И тут же убрала руку. Нет. Нет-нет-нет. Это алкоголь. Это благодарность. Это он начальник, он отвёз пьяную сотрудницу домой, чтобы она не опозорила отдел, вот и всё, и никаких лестниц, и никаких ресниц, и в понедельник я буду вести себя так, будто ничего не было, и он тоже, потому что он застёгнутый человек, который читает все дела и не пьёт кофе.
Так я решила в субботу.
В понедельник всё пошло не так.
В понедельник он поймал меня в коридоре у лифтов.
Не специально – так это выглядело. Я шла с кухни с чашкой, он шёл к лифтам с папкой, и мы столкнулись у поворота, и я чуть не расплескала чай, и сказала «ой, извините», автоматически, как говорю всегда.
– Как самочувствие, – сказал он.
Не «доброе утро». Сразу это. И тон был тот же, что всегда, – ровный, начальственный, – но в словах было то, чего между нами теперь было слишком много: он знал, как мне было плохо в субботу, потому что он сам мне это предсказал, стоя на пороге моей квартиры.

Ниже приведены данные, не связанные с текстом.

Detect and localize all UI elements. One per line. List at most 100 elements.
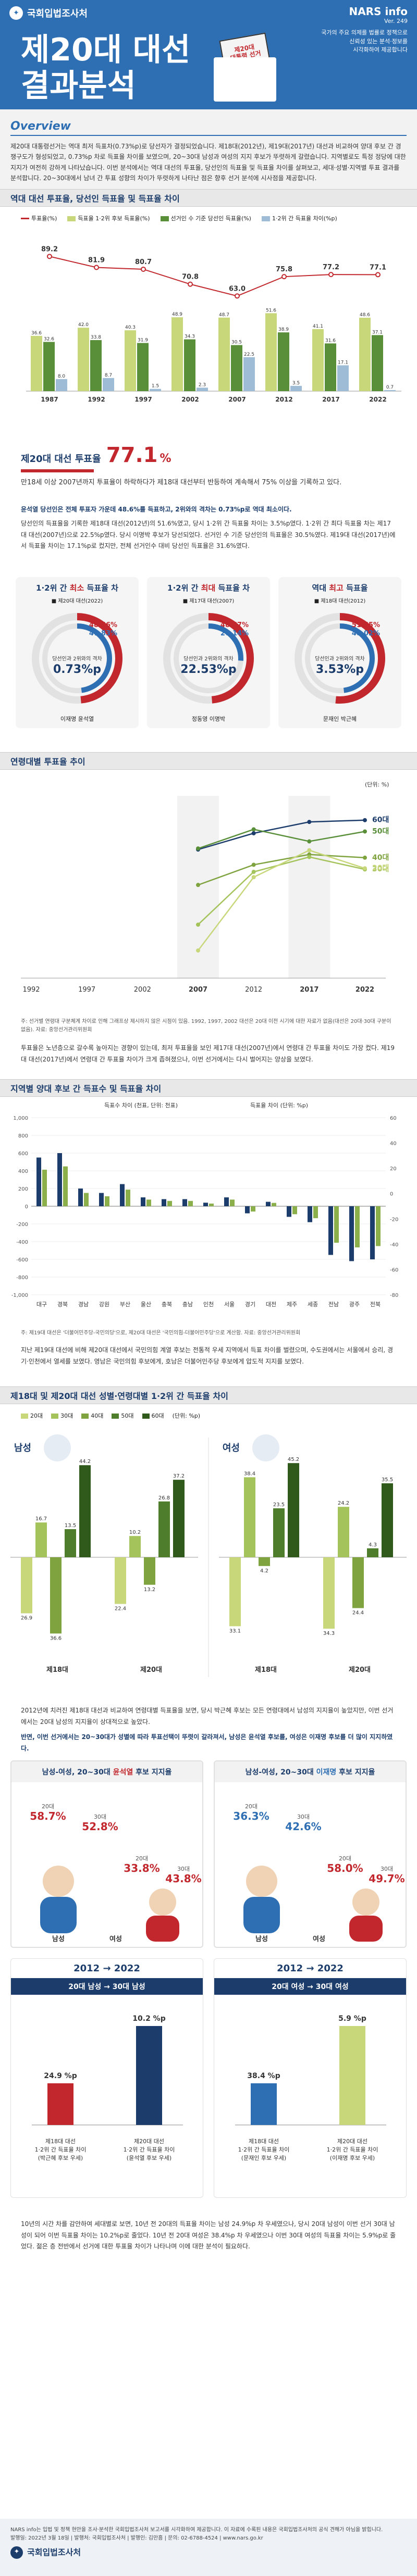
x-tick-label: 2002 bbox=[181, 396, 199, 403]
support-value: 52.8% bbox=[82, 1820, 118, 1833]
brand-desc-2: 신뢰성 있는 분석·정보를 bbox=[349, 37, 408, 45]
region-label: 충북 bbox=[162, 1301, 172, 1308]
bar-value: 35.5 bbox=[382, 1477, 393, 1483]
series-point bbox=[251, 827, 256, 832]
card-winners: 문재인 박근혜 bbox=[323, 715, 357, 722]
series-point bbox=[307, 839, 312, 844]
support-lee: 남성-여성, 20~30대 이재명 후보 지지율 20대 36.3% 30대 42.6… bbox=[214, 1760, 407, 1948]
region-label: 전북 bbox=[370, 1301, 381, 1308]
region-bar-votes bbox=[370, 1206, 375, 1259]
bar-value: 32.6 bbox=[44, 336, 54, 342]
overview-title: Overview bbox=[10, 120, 71, 133]
bar-value: 8.0 bbox=[58, 373, 66, 379]
y-tick-right: 60 bbox=[390, 1116, 397, 1121]
bar-2022 bbox=[339, 2025, 365, 2125]
card-head: 역대 최고 득표율 bbox=[312, 583, 368, 593]
bar-value: 41.1 bbox=[313, 323, 323, 329]
support-age: 20대 bbox=[42, 1803, 54, 1810]
region-bar-rate bbox=[188, 1201, 193, 1206]
turnout-point bbox=[94, 265, 99, 270]
brand-name: NARS info bbox=[349, 5, 408, 18]
cohort-caption: 1·2위 간 득표율 차이 bbox=[327, 2146, 378, 2153]
support-age: 30대 bbox=[297, 1814, 310, 1820]
region-bar-rate bbox=[146, 1199, 151, 1206]
region-bar-votes bbox=[308, 1206, 312, 1222]
x-tick-label: 2022 bbox=[355, 986, 374, 994]
card-min-gap: 1·2위 간 최소 득표율 차 ■ 제20대 대선(2022) 48.56% 47… bbox=[16, 577, 139, 728]
region-label: 경북 bbox=[57, 1301, 68, 1308]
turnout-line bbox=[49, 255, 378, 296]
y-tick-left: -1,000 bbox=[11, 1293, 28, 1298]
bar-value: 23.5 bbox=[273, 1502, 285, 1508]
bar-value: 22.5 bbox=[244, 352, 254, 357]
donut-gap-label: 당선인과 2위와의 격차 bbox=[183, 655, 234, 662]
region-bar-rate bbox=[334, 1206, 339, 1243]
series-point bbox=[251, 875, 256, 880]
support-value: 43.8% bbox=[165, 1872, 201, 1885]
legend-30s: 30대 bbox=[51, 1411, 73, 1420]
support-value: 49.7% bbox=[369, 1872, 404, 1885]
x-tick-label: 2017 bbox=[322, 396, 339, 403]
region-bar-votes bbox=[203, 1203, 208, 1206]
y-tick-left: 800 bbox=[18, 1133, 28, 1139]
x-tick-label: 2017 bbox=[300, 986, 318, 994]
section-age-head: 연령대별 투표율 추이 bbox=[0, 752, 417, 770]
bar-age-4 bbox=[79, 1465, 91, 1557]
series-end-label: 50대 bbox=[372, 827, 389, 835]
region-chart-svg: 득표수 차이 (천표, 단위: 천표) 득표율 차이 (단위: %p) 1,000 8… bbox=[11, 1102, 399, 1308]
bar-득표율 1·2위 후보 득표율(%) bbox=[78, 327, 89, 391]
bar-득표율 1·2위 후보 득표율(%) bbox=[265, 312, 277, 391]
bar-득표율 1·2위 후보 득표율(%) bbox=[125, 330, 136, 391]
org-logo[interactable]: ✦ 국회입법조사처 bbox=[9, 6, 88, 20]
turnout-label: 77.2 bbox=[323, 264, 339, 271]
cohort-value: 10.2 %p bbox=[132, 2015, 165, 2023]
bar-age-1 bbox=[129, 1536, 141, 1557]
support-cards: 남성-여성, 20~30대 윤석열 후보 지지율 20대 58.7% 30대 52.8… bbox=[0, 1760, 417, 1948]
cohort-caption: (문재인 후보 우세) bbox=[241, 2155, 286, 2161]
bar-value: 16.7 bbox=[35, 1516, 47, 1522]
turnout-sub: 만18세 이상 2007년까지 투표율이 하락하다가 제18대 대선부터 반등하… bbox=[21, 478, 342, 486]
bar-age-4 bbox=[288, 1463, 299, 1557]
region-label: 경기 bbox=[245, 1301, 255, 1308]
bar-value: 2.3 bbox=[199, 382, 206, 387]
person-head bbox=[149, 1888, 176, 1916]
region-bar-rate bbox=[42, 1169, 47, 1206]
footer-text: NARS info는 입법 및 정책 현안을 조사·분석한 국회입법조사처 보고… bbox=[10, 2527, 383, 2533]
bar-2022 bbox=[136, 2025, 162, 2125]
region-label: 부산 bbox=[120, 1301, 130, 1308]
x-tick-label: 2007 bbox=[228, 396, 246, 403]
bar-1·2위 간 득표율 차이(%p) bbox=[290, 385, 302, 391]
cohort-caption: 1·2위 간 득표율 차이 bbox=[238, 2146, 290, 2153]
region-bar-rate bbox=[251, 1206, 255, 1212]
series-line-40대 bbox=[198, 854, 365, 886]
bar-득표율 1·2위 후보 득표율(%) bbox=[312, 329, 324, 391]
legend-left: 득표수 차이 (천표, 단위: 천표) bbox=[104, 1102, 178, 1109]
y-tick-right: -60 bbox=[390, 1267, 398, 1273]
bar-value: 1.5 bbox=[152, 383, 159, 389]
bar-1·2위 간 득표율 차이(%p) bbox=[243, 357, 255, 391]
donut-arc-winner bbox=[295, 612, 385, 704]
region-bar-rate bbox=[84, 1193, 89, 1206]
turnout-point bbox=[328, 271, 334, 277]
person-body bbox=[146, 1915, 179, 1942]
support-age: 20대 bbox=[136, 1855, 148, 1862]
x-tick-label: 1987 bbox=[41, 396, 58, 403]
support-age: 30대 bbox=[177, 1866, 190, 1872]
bar-value: 8.7 bbox=[105, 372, 112, 378]
section-gender-head: 제18대 및 제20대 대선 성별·연령대별 1·2위 간 득표율 차이 bbox=[0, 1386, 417, 1404]
footer-logo[interactable]: ✦ 국회입법조사처 bbox=[10, 2546, 407, 2559]
unit-label: (단위: %) bbox=[365, 781, 389, 788]
org-name: 국회입법조사처 bbox=[27, 8, 88, 19]
donut-arc-second bbox=[174, 623, 243, 693]
region-bar-rate bbox=[230, 1199, 235, 1206]
support-head: 남성-여성, 20~30대 이재명 후보 지지율 bbox=[215, 1761, 406, 1782]
person-body bbox=[40, 1896, 77, 1933]
overview-rule bbox=[10, 135, 407, 136]
person-head bbox=[352, 1888, 379, 1916]
support-value: 58.7% bbox=[30, 1810, 66, 1822]
age-text: 투표율은 노년층으로 갈수록 높아지는 경향이 있는데, 최저 투표율을 보인 … bbox=[21, 1044, 395, 1063]
cohort-value: 5.9 %p bbox=[338, 2015, 366, 2023]
cohort-female: 2012 → 2022 20대 여성 → 30대 여성 38.4 %p 5.9 %… bbox=[214, 1958, 407, 2198]
donut-chart: 48.56%47.83% 당선인과 2위와의 격차0.73%p bbox=[32, 612, 122, 704]
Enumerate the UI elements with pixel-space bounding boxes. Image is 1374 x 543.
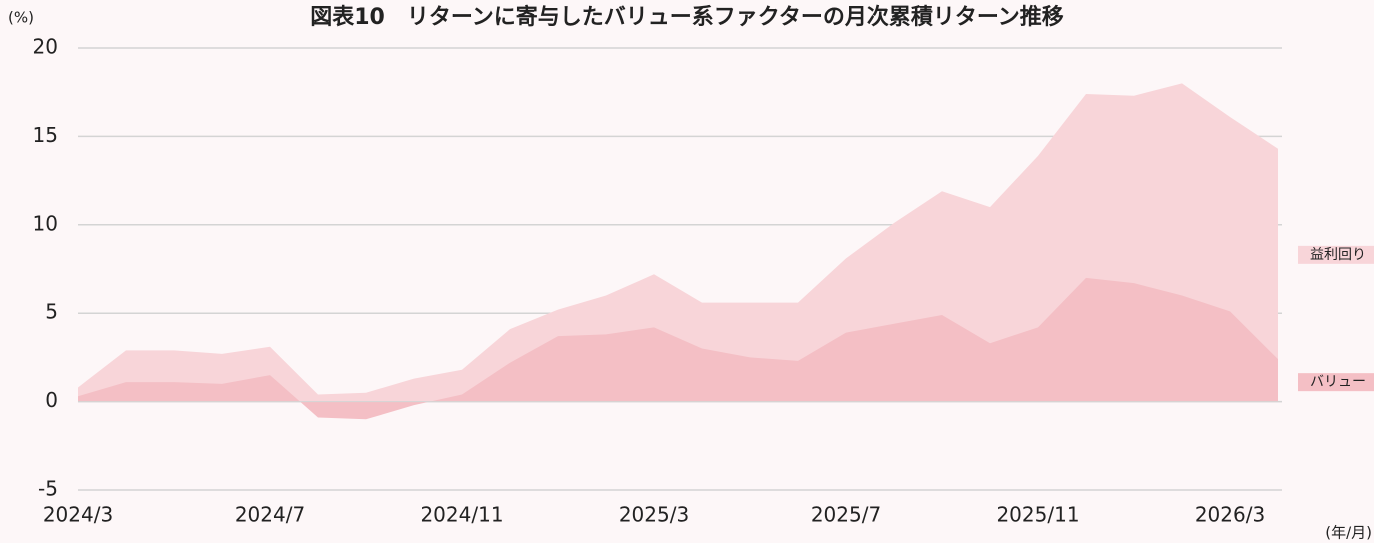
y-axis-label: (%) [8, 9, 34, 27]
area [78, 277, 1278, 420]
y-tick-label: 5 [45, 300, 58, 324]
y-tick-label: -5 [38, 477, 58, 501]
x-tick-label: 2024/7 [235, 503, 305, 527]
y-tick-label: 0 [45, 388, 58, 412]
x-tick-label: 2024/3 [43, 503, 113, 527]
legend-label: バリュー [1310, 374, 1366, 390]
area [78, 83, 1278, 402]
y-tick-label: 15 [33, 123, 58, 147]
x-axis-label: (年/月) [1325, 524, 1372, 542]
legend-swatch [1298, 373, 1374, 392]
x-tick-label: 2025/11 [996, 503, 1079, 527]
legend-label: 益利回り [1310, 247, 1366, 263]
y-tick-label: 20 [33, 35, 58, 59]
y-tick-label: 10 [33, 211, 58, 235]
legend-swatch [1298, 245, 1374, 264]
x-tick-label: 2025/7 [811, 503, 881, 527]
x-tick-label: 2026/3 [1195, 503, 1265, 527]
x-tick-label: 2024/11 [420, 503, 503, 527]
chart-title: 図表10 リターンに寄与したバリュー系ファクターの月次累積リターン推移 [310, 4, 1064, 30]
x-tick-label: 2025/3 [619, 503, 689, 527]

И я вспомнила всё разом. Ресницы. Рукав. «Вы хороший».
И мне стало так стыдно и так жарко, что я, вместо того чтобы вежливо ответить, как отвечаю всегда, вдруг разозлилась. На себя – но вышло на него.
– Нормально, – сказала я. – Спасибо, что довезли. Это было очень любезно.
– Вам не за что…
– Но знаете что, – сказала я, и голос у меня дрогнул, и я его выровняла, – то, что я была пьяна, не даёт вам права так со мной разговаривать.
Он остановился.
– Как «так».
– Вот так. – Я показала рукой в воздухе что-то неопределённое. – «Встаньте», «дойдите до двери», «садитесь в машину». Как будто я вещь. Как будто вы имеете право мной командовать за пределами офиса. Я была пьяна, да. Мне было плохо, да. Спасибо, что помогли. Но я не ваша подчинённая в баре в пятницу вечером, я там просто человек, и я такого тона не потерплю. Ни от кого.